After they returned from the visit he dropped her off at Gadstone Park, and then, feeling miserable and dissatisfied, he sent the carriage away and sat in front of his own fire for an hour. Finally he got up again and called a hansom.
Charlotte had put the matter of the corpses from her mind. Indeed, she had far too much of her own to do to interest herself in most of Pitt’s cases, and the identity of a corpse that had, so far as anyone knew, died quite naturally was not of concern to her. Jemima had sat in a puddle and required a complete change of clothing. She was now busy with a larger laundry then usual, and ironing was not quite one of her favorite chores.
She was startled when the doorbell rang because she was not expecting anyone. People seldom called in the middle of the day; they all had their own duties and meals to prepare. She was even more surprised when she saw Dominic standing on the step.
“May I come in?” he asked before she had time to speak.
She opened the door wider.
“Yes, of course. What’s wrong? You look—” She wanted to say “miserable” but decided “unwell” would be more tactful.

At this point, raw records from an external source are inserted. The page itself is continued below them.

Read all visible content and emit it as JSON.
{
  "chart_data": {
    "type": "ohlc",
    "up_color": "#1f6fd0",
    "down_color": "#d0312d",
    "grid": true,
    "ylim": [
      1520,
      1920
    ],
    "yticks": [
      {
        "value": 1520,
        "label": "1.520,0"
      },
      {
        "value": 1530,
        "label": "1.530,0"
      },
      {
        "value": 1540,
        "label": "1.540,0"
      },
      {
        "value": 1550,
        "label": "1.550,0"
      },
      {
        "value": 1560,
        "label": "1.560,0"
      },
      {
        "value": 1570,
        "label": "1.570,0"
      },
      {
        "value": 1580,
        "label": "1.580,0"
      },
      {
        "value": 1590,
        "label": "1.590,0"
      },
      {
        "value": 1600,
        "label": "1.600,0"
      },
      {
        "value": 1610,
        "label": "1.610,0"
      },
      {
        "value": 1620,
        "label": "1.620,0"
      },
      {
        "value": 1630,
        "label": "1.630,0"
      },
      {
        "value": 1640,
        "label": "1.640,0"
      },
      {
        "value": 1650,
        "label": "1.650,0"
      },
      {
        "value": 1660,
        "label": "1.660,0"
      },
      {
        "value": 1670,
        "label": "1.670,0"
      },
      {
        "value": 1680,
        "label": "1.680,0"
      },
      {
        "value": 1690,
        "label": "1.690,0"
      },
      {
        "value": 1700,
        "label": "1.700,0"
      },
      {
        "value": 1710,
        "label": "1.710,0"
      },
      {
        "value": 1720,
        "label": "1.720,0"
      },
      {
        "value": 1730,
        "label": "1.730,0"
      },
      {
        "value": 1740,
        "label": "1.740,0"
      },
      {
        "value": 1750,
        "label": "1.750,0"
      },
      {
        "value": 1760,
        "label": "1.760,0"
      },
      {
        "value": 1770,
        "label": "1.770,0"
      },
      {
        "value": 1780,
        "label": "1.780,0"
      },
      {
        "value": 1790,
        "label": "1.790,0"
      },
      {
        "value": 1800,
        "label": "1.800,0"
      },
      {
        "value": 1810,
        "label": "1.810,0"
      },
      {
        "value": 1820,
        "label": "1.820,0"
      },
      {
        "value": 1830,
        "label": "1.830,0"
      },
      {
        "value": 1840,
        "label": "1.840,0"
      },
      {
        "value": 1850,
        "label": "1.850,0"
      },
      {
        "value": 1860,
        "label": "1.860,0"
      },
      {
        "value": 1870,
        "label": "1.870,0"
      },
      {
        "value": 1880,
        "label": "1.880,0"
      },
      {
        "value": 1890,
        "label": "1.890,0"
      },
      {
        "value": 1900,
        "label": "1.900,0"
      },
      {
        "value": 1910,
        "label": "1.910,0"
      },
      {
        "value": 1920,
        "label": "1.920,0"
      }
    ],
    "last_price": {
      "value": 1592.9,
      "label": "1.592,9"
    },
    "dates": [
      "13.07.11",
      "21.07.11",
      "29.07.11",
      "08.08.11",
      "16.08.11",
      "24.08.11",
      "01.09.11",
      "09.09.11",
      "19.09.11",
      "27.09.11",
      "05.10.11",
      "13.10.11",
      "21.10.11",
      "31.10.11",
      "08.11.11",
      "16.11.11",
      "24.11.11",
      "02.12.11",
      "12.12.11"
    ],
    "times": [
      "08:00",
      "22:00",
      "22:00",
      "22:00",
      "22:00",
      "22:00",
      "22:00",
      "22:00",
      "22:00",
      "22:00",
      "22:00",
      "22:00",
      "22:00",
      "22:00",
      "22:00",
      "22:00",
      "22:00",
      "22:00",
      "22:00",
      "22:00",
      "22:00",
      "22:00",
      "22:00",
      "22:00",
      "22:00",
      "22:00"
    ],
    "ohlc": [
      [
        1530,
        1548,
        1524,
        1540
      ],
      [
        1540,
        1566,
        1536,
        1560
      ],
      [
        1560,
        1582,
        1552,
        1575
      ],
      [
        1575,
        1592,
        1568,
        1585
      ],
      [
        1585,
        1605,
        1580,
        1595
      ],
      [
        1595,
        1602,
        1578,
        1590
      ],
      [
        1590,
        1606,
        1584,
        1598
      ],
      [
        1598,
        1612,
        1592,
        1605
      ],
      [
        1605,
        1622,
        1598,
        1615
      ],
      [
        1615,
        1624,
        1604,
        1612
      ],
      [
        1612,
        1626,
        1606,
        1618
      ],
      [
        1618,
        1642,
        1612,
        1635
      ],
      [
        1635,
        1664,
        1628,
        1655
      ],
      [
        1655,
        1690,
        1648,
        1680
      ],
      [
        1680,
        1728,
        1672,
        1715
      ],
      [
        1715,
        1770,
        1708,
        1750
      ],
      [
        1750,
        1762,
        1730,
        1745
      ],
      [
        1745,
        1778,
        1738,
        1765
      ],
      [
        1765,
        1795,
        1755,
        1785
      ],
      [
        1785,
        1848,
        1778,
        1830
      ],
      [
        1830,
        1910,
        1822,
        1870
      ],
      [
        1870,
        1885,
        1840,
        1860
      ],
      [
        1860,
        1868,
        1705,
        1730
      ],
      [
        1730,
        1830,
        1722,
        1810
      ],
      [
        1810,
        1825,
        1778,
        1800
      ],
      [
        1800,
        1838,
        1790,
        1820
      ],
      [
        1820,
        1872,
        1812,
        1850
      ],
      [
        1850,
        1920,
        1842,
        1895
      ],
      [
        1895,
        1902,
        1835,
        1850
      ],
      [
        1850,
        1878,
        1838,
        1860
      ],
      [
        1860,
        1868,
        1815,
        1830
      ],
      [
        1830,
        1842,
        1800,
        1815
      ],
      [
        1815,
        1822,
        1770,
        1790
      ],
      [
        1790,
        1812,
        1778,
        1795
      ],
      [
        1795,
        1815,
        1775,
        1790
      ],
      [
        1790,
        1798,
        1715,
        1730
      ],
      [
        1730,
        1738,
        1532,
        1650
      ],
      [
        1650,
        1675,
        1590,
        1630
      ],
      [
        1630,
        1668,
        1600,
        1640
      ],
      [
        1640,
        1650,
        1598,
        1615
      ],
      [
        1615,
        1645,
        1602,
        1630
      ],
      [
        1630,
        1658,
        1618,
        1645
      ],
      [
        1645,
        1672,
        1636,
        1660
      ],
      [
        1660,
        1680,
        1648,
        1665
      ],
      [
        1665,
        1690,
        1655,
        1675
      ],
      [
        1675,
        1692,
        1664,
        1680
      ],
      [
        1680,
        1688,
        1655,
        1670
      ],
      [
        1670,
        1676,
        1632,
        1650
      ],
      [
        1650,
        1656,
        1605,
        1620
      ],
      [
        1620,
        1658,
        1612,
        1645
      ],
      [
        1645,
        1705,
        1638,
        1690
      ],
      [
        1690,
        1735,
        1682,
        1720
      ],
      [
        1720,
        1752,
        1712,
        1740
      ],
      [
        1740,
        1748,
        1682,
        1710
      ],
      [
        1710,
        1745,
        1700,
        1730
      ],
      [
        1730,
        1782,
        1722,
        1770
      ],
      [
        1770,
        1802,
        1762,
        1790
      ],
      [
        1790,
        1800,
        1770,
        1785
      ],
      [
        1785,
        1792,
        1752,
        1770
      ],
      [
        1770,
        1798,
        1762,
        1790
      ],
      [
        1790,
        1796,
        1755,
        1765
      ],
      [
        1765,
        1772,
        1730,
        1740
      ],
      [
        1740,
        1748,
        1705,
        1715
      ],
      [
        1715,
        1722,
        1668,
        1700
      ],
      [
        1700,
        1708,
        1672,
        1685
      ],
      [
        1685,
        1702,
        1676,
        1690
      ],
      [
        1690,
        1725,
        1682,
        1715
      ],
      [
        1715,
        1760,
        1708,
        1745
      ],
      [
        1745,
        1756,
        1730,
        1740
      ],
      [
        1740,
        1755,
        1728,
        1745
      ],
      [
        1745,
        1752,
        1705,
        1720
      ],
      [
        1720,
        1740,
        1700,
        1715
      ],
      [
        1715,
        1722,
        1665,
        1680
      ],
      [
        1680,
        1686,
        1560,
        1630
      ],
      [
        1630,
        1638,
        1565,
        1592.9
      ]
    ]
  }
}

He passed her into the hall, and she closed the door and led the way to the kitchen again. Jemima was building bricks in her playpen in the corner. Dominic sat down on the wooden chair in front of the table. The room was warm, and the washed wood smelled good. There were sheets hanging from the airing rail on the ceiling, and he looked with curiosity at the rope and pulleys for hauling it up and down. The flatiron was warming on the stove.
“I’ve interrupted you,” he said without moving.
“No, you haven’t.” She smiled and picked up the iron to continue. “What’s the matter?”